The member states of the United Nations (UN) officially adopted the first treaty to protect the high seas and the good health of the oceans on 19th June in a meeting in New York.
Last March, after tough and intense negotiations, all the details of the pact were agreed upon, and its adoption was postponed until Monday. The text is now finally legally adopted, having been reviewed by legal services and translated into the six official languages of the UN. Over the next few months, UN member countries will sign and ratify the high seas treaty, which requires the ratification of at least 60 member states.
Why are the oceans important?
The oceans are vast bodies of saltwater that cover over 70 % of the Earth’s surface, housing 97 % of the water on our planet. There are five oceans on Earth that span the entire globe: the Pacific, Atlantic, Indian, Arctic, and Antarctic.
These five oceans harbor millions of animal and plant species that are threatened by marine pollution. Humans have turned these aquatic ecosystems into true dumping grounds, thereby causing ocean pollution.

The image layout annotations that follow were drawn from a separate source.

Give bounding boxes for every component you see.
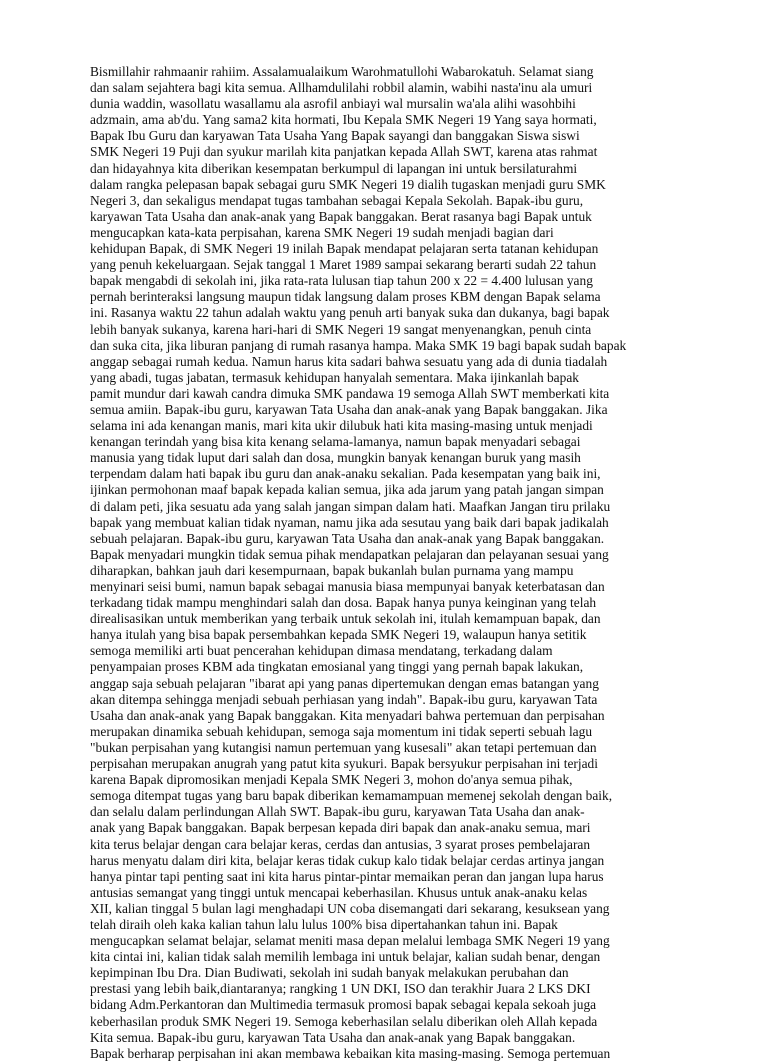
text-line: menyinari seisi bumi, namun bapak sebagai manusia biasa mempunyai banyak keterbatasan dan: [90, 579, 605, 594]
text-line: semoga ditempat tugas yang baru bapak diberikan kemamampuan memenej sekolah dengan baik,: [90, 788, 613, 804]
text-line: dan hidayahnya kita diberikan kesempatan berkumpul di lapangan ini untuk bersilaturahmi: [90, 160, 578, 176]
text-line: diharapkan, bahkan jauh dari kesempurnaan, bapak bukanlah bulan purnama yang mampu: [90, 562, 574, 578]
document-page: [90, 64, 682, 1061]
text-line: telah diraih oleh kaka kalian tahun lalu lulus 100% bisa dipertahankan tahun ini. Bapak: [90, 916, 558, 932]
text-line: bapak yang membuat kalian tidak nyaman, namu jika ada sesutau yang baik dari bapak jadikalah: [90, 514, 609, 530]
text-line: Bapak berharap perpisahan ini akan membawa kebaikan kita masing-masing. Semoga pertemuan: [90, 1045, 611, 1061]
text-line: Bapak menyadari mungkin tidak semua pihak mendapatkan pelajaran dan pelayanan sesuai yang: [90, 546, 609, 562]
text-line: terpendam dalam hati bapak ibu guru dan anak-anaku sekalian. Pada kesempatan yang baik ini,: [90, 466, 601, 482]
text-line: kita terus belajar dengan cara belajar keras, cerdas dan antusias, 3 syarat proses pembelajaran: [90, 836, 591, 852]
text-line: hanya pintar tapi penting saat ini kita harus pintar-pintar memaikan peran dan jangan lupa harus: [90, 868, 604, 884]
text-line: bidang Adm.Perkantoran dan Multimedia termasuk promosi bapak sebagai kepala sekoah juga: [90, 997, 597, 1013]
text-line: selama ini ada kenangan manis, mari kita ukir dilubuk hati kita masing-masing untuk menjadi: [90, 418, 593, 434]
text-line: bapak mengabdi di sekolah ini, jika rata-rata lulusan tiap tahun 200 x 22 = 4.400 lulusan yang: [90, 273, 593, 289]
text-line: semoga memiliki arti buat pencerahan kehidupan dimasa mendatang, terkadang dalam: [90, 643, 553, 659]
text-line: ini. Rasanya waktu 22 tahun adalah waktu yang penuh arti banyak suka dan dukanya, bagi bapak: [90, 305, 610, 321]
text-line: yang penuh kekeluargaan. Sejak tanggal 1 Maret 1989 sampai sekarang berarti sudah 22 tahun: [90, 257, 597, 273]
text-line: antusias semangat yang tinggi untuk mencapai keberhasilan. Khusus untuk anak-anaku kelas: [90, 884, 588, 900]
text-line: anggap saja sebuah pelajaran "ibarat api yang panas dipertemukan dengan emas batangan yang: [90, 675, 599, 691]
text-line: kenangan terindah yang bisa kita kenang selama-lamanya, namun bapak menyadari sebagai: [90, 434, 581, 450]
text-line: merupakan dinamika sebuah kehidupan, semoga saja momentum ini tidak seperti sebuah lagu: [90, 723, 593, 739]
text-line: dan suka cita, jika liburan panjang di rumah rasanya hampa. Maka SMK 19 bagi bapak sudah bapak: [90, 337, 627, 353]
text-line: karyawan Tata Usaha dan anak-anak yang Bapak banggakan. Berat rasanya bagi Bapak untuk: [90, 208, 592, 224]
text-line: kepimpinan Ibu Dra. Dian Budiwati, sekolah ini sudah banyak melakukan perubahan dan: [90, 965, 569, 981]
text-line: Kita semua. Bapak-ibu guru, karyawan Tata Usaha dan anak-anak yang Bapak banggakan.: [90, 1029, 576, 1045]
text-line: yang abadi, tugas jabatan, termasuk kehidupan hanyalah sementara. Maka ijinkanlah bapak: [90, 369, 579, 385]
document-body-text: [90, 64, 682, 1062]
text-line: harus menyatu dalam diri kita, belajar keras tidak cukup kalo tidak belajar cerdas artinya jangan: [90, 852, 605, 868]
text-line: kita cintai ini, kalian tidak salah memilih lembaga ini untuk belajar, kalian sudah benar, dengan: [90, 949, 601, 965]
text-line: prestasi yang lebih baik,diantaranya; rangking 1 UN DKI, ISO dan terakhir Juara 2 LKS DKI: [90, 981, 591, 997]
text-line: di dalam peti, jika sesuatu ada yang salah jangan simpan dalam hati. Maafkan Jangan tiru prilaku: [90, 498, 611, 514]
text-line: Usaha dan anak-anak yang Bapak banggakan. Kita menyadari bahwa pertemuan dan perpisahan: [90, 707, 605, 723]
text-line: perpisahan merupakan anugrah yang patut kita syukuri. Bapak bersyukur perpisahan ini terjadi: [90, 756, 598, 772]
text-line: pernah berinteraksi langsung maupun tidak langsung dalam proses KBM dengan Bapak selama: [90, 289, 601, 305]
text-line: keberhasilan produk SMK Negeri 19. Semoga keberhasilan selalu diberikan oleh Allah kepada: [90, 1013, 598, 1029]
text-line: lebih banyak sukanya, karena hari-hari di SMK Negeri 19 sangat menyenangkan, penuh cinta: [90, 321, 592, 337]
text-line: direalisasikan untuk memberikan yang terbaik untuk sekolah ini, itulah kemampuan bapak, dan: [90, 611, 601, 627]
text-line: pamit mundur dari kawah candra dimuka SMK pandawa 19 semoga Allah SWT memberkati kita: [90, 385, 610, 401]
text-line: Bapak Ibu Guru dan karyawan Tata Usaha Yang Bapak sayangi dan banggakan Siswa siswi: [90, 128, 580, 144]
text-line: ijinkan permohonan maaf bapak kepada kalian semua, jika ada jarum yang patah jangan simpan: [90, 482, 604, 498]
text-line: sebuah pelajaran. Bapak-ibu guru, karyawan Tata Usaha dan anak-anak yang Bapak banggakan.: [90, 530, 605, 546]
text-line: dunia waddin, wasollatu wasallamu ala asrofil anbiayi wal mursalin wa'ala alihi wasohbihi: [90, 96, 576, 112]
text-line: XII, kalian tinggal 5 bulan lagi menghadapi UN coba disemangati dari sekarang, kesuksean yang: [90, 900, 610, 916]
text-line: mengucapkan selamat belajar, selamat meniti masa depan melalui lembaga SMK Negeri 19 yang: [90, 933, 610, 949]
text-line: kehidupan Bapak, di SMK Negeri 19 inilah Bapak mendapat pelajaran serta tatanan kehidupan: [90, 241, 599, 257]
text-line: akan ditempa sehingga menjadi sebuah perhiasan yang indah". Bapak-ibu guru, karyawan Tata: [90, 691, 598, 707]
text-line: mengucapkan kata-kata perpisahan, karena SMK Negeri 19 sudah menjadi bagian dari: [90, 224, 554, 240]
text-line: dan salam sejahtera bagi kita semua. Allhamdulilahi robbil alamin, wabihi nasta'inu ala umuri: [90, 80, 593, 96]
text-line: terkadang tidak mampu menghindari salah dan dosa. Bapak hanya punya keinginan yang telah: [90, 595, 597, 611]
text-line: anak yang Bapak banggakan. Bapak berpesan kepada diri bapak dan anak-anaku semua, mari: [90, 820, 591, 836]
text-line: semua amiin. Bapak-ibu guru, karyawan Tata Usaha dan anak-anak yang Bapak banggakan. Jika: [90, 401, 608, 417]
text-line: SMK Negeri 19 Puji dan syukur marilah kita panjatkan kepada Allah SWT, karena atas rahmat: [90, 144, 598, 160]
text-line: hanya itulah yang bisa bapak persembahkan kepada SMK Negeri 19, walaupun hanya setitik: [90, 627, 587, 643]
text-line: dalam rangka pelepasan bapak sebagai guru SMK Negeri 19 dialih tugaskan menjadi guru SMK: [90, 176, 606, 192]
text-line: karena Bapak dipromosikan menjadi Kepala SMK Negeri 3, mohon do'anya semua pihak,: [90, 772, 573, 788]
text-line: penyampaian proses KBM ada tingkatan emosianal yang tinggi yang pernah bapak lakukan,: [90, 659, 584, 675]
text-line: adzmain, ama ab'du. Yang sama2 kita hormati, Ibu Kepala SMK Negeri 19 Yang saya hormati,: [90, 112, 597, 128]
text-line: Bismillahir rahmaanir rahiim. Assalamualaikum Warohmatullohi Wabarokatuh. Selamat siang: [90, 64, 594, 79]
text-line: Negeri 3, dan sekaligus mendapat tugas tambahan sebagai Kepala Sekolah. Bapak-ibu guru,: [90, 192, 584, 208]
text-line: anggap sebagai rumah kedua. Namun harus kita sadari bahwa sesuatu yang ada di dunia tiadalah: [90, 353, 608, 369]
text-line: manusia yang tidak luput dari salah dan dosa, mungkin banyak kenangan buruk yang masih: [90, 450, 581, 466]
text-line: dan selalu dalam perlindungan Allah SWT. Bapak-ibu guru, karyawan Tata Usaha dan anak-: [90, 804, 585, 820]
text-line: "bukan perpisahan yang kutangisi namun pertemuan yang kusesali" akan tetapi pertemuan dan: [90, 739, 597, 755]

Until the 1970s, humans held a mistaken popular belief. Due to the large amounts of water in the oceans, we thought that they had the ability to dilute all the pollutants we dumped into the sea without any consequences for these aquatic environments, hoping that they would disappear into the depths of these vast bodies of water.
Objective 14 of the Sustainable Development Goals, established in 2015 by the United Nations General Assembly, states the following regarding the oceans:
“GOAL 14: CONSERVE AND SUSTAINABLY USE THE OCEANS, SEAS, AND MARINE RESOURCES.”
Treaty to protect the high seas and the good health of the oceans
The high seas – waters located more than 200 nautical miles from the coast – are those areas of the oceans that do not belong to any country. They begin where the exclusive economic zones of states end. They lie beyond the borders of any nation, being the common heritage of humanity. Therefore, they are not under the jurisdiction of any state.
Covering nearly 50 % of the planet, the high seas generate almost half of the oxygen we humans breathe. Their waters provide habitat for millions of species. Prior to the adoption of the treaty to protect the high seas, as they did not belong to any country, pollution, navigation, overfishing, and other activities were significantly affecting these waters.
The High Seas Treaty is vital for implementing the Global Biodiversity Framework. It represents the first global treaty for the conservation and sustainable use of marine biodiversity in the high seas. It holds countries responsible for protecting and conserving at least 30 % of the oceans. Additionally, it aims to ensure the restoration of 30 % of degraded areas by 2030.
António Guterres, Secretary-General of the United Nations (UN), warned that the High Seas Treaty is essential in combating the threats facing the Earth – climate change, pollution, and biodiversity loss.